Si tu as bonne mémoire et nous suis depuis un moment, le quartet Finlandais Boar n’est pas une inconnue pour toi, puisqu’il était le parent d’un très chouette album en 2015, Veneficae, que nous avions chroniqué dans ces pages. Trois ans après, le groupe est de retour, cette fois encore avec six titres, et cette fois encore avec une musique qui brasse avec habilité tout le continent musical se situant entre High On Fire, Conan, et Unsane.

 

 

Entre temps, le groupe a peaufiné son art et a réussi à muscler encore un peu plus son arsenal sonique. Il ressemble toujours un peu à Verdun, mais s’amuse encore plus à mélanger ses influences pour forger une musique unique, comme c’est un peu la mode chez les groupes Finlandais, Oranssi Pazuzu en tête. Dès le premier accord groupé en forme de coup de massue proposé par le morceau titre, c’est donc une plongée en apnée dans un tourbillon de riffs qui piochent un peu partout qui t’est proposée. Et si le groupe attaque en grande pompe son disque sans ménager sa puissance, il n’oubliera pas par la suite de proposer des ambiances plus aérées permettant de souffler un tant soit peu. Mais pas trop non plus. Car les charges mid-tempo sous perfusion de fuzz sont la spécialité de la maison, tout comme les vocaux vociférés avec une rage hardcore des plus contagieuses. À noter que ceux-ci sont joliment partagés et alternés entre un des guitaristes et le bassiste, chacun possédant deux teintes se mariant bien (Dark Skies). 

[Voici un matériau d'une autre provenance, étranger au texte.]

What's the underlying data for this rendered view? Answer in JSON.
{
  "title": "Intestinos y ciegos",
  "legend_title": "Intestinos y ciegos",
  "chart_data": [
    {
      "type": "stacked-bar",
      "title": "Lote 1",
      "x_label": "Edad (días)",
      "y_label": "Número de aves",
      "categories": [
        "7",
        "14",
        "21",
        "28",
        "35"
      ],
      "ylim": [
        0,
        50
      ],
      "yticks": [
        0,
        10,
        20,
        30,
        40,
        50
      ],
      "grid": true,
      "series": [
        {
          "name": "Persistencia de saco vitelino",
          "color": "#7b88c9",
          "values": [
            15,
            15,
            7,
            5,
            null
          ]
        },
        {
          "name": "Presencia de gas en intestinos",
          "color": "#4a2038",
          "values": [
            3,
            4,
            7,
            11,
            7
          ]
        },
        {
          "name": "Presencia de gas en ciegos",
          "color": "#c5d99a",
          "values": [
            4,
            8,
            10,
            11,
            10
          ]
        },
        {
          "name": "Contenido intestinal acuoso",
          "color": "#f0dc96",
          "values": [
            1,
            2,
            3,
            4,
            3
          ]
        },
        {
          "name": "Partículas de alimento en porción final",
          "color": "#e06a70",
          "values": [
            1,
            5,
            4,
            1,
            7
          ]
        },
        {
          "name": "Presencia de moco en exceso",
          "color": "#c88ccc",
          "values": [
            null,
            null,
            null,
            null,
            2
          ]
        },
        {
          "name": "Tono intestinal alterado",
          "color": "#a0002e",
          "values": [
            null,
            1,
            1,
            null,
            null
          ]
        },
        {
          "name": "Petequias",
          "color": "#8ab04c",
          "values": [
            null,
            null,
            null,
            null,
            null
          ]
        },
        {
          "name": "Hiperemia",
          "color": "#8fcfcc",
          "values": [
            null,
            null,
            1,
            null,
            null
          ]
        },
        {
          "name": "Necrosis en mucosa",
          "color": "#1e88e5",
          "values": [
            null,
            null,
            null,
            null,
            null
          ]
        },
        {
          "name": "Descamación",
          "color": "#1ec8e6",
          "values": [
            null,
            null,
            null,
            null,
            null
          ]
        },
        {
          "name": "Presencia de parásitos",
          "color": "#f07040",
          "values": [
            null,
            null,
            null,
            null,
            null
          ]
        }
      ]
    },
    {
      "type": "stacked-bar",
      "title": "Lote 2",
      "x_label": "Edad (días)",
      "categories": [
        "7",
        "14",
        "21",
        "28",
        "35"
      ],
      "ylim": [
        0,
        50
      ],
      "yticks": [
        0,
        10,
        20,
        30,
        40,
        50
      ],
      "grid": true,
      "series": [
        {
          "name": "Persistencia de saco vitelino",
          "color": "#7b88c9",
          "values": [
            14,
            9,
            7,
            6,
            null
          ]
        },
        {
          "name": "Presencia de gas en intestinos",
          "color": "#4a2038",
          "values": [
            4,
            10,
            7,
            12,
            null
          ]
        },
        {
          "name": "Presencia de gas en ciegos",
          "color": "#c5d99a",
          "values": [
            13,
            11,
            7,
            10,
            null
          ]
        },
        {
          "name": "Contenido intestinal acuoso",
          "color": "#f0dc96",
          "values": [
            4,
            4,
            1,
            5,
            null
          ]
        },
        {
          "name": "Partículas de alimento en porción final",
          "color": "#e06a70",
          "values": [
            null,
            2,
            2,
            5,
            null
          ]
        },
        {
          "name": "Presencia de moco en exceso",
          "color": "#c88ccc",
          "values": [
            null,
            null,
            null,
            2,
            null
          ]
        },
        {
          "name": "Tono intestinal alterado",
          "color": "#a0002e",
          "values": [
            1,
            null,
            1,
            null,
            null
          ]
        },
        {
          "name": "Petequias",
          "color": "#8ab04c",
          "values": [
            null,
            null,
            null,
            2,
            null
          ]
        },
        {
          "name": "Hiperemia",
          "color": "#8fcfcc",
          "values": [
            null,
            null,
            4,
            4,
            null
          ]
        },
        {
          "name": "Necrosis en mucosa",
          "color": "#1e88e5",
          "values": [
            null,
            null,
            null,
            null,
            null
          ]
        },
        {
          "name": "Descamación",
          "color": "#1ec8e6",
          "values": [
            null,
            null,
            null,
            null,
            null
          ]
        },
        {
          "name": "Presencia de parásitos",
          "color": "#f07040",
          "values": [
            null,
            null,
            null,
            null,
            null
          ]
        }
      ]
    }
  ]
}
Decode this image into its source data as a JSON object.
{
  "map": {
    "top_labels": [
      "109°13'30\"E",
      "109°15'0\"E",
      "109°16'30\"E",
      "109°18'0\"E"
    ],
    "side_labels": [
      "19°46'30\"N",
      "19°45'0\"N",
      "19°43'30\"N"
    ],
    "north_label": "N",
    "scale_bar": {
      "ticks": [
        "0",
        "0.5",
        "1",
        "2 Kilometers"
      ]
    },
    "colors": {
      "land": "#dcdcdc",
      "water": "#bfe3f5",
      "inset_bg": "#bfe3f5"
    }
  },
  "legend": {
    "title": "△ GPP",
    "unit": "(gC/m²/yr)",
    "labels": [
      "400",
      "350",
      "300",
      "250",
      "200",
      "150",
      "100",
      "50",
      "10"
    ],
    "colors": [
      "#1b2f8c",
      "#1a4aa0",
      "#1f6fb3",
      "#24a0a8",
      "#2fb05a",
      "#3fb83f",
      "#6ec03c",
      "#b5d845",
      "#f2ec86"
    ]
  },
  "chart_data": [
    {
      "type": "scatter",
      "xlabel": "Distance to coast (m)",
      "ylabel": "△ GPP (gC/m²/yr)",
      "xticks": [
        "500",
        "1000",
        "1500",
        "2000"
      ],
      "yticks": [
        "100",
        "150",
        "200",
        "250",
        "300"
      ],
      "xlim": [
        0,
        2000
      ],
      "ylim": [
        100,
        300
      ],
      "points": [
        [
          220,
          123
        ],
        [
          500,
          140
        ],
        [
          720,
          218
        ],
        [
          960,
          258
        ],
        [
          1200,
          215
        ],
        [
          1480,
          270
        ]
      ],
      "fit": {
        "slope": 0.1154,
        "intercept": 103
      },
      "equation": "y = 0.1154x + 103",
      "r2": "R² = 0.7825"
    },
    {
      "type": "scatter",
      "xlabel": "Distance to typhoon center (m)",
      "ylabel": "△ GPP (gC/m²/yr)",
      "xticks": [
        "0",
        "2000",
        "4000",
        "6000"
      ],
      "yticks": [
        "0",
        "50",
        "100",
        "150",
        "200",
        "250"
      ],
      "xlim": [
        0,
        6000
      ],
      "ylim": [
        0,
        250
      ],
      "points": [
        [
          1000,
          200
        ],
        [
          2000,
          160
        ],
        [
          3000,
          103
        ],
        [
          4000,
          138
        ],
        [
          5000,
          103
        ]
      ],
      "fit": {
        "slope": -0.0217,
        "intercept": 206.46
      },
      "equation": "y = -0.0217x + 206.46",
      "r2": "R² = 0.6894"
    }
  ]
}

Ce qui me plaît le plus dans tout ça, ce sont les évolutions alors proposées, à partir souvent d’une base doom/stoner plutôt classique, pour aller visiter d’autres émotions, et ce grâce à des changements harmoniques, rythmiques, ou dynamiques, toujours bien vus. Le travail des deux guitaristes, à ce jeux là, est fondamental, en ouvrant l’espace quand il le faut par de jolies divagations tordues dans la reverb’, pour rejoindre ensuite fièrement le sanglier (Boar, en anglais..) porté par la basse quand il est temps d’ouvrir le sol en deux. Les riffs distillés à ce moment là ne seraient pas aussi marquants si nous n’avions pas vu un peu de pays avant cela, et vice et versa. Va plancher du côté de la troisième piste, pourtant nommée 12, si tu veux une preuve cinglante de ce que j’avance, et tu apprendras comment voyager ni vu ni connu d’un début heavy à un break noise-rock/noise-core bien tendu, pour atterrir finalement sur un monolithe de lourdeur doom. Classe.

 

 

Avec ce Poseidon, Boar continue donc de montrer qu’il n’est pas un combo stoner/doom de plus, et qu’il a même peut être un peu trop de cordes à son arc pour convenir à un public prêt à passer à la caisse pour des Stoned Jesus ou des Dopethrone de plus sans demander un peu de changement sous le soleil. Chez nous, ça passe par contre crème, tant on aime se faire malmener par des structures un peu aventureuses dans d’ardentes terres fuzz. Ne rêve pas, les propositions faites par le groupe ne sont pas toutes parfaites, et quelques passages sont un peu trop bas du front, comme le final Totally Out Of This World, mais la copie globale a fière allure et garantit un joli petit nombre d’écoutes plaisantes pour tes oreilles, mais douloureuses pour ta nuque. Bref, vivement la prochaine fois, tout simplement.

 

 

Artiste : Boar
Release : Poseidon
Date de Sortie : 01/06/2018
Labels : Lost Pilgrims Records, Dissonant Society, Impure Muzik, S.K.O.D, Rämekuukkeli-levyt.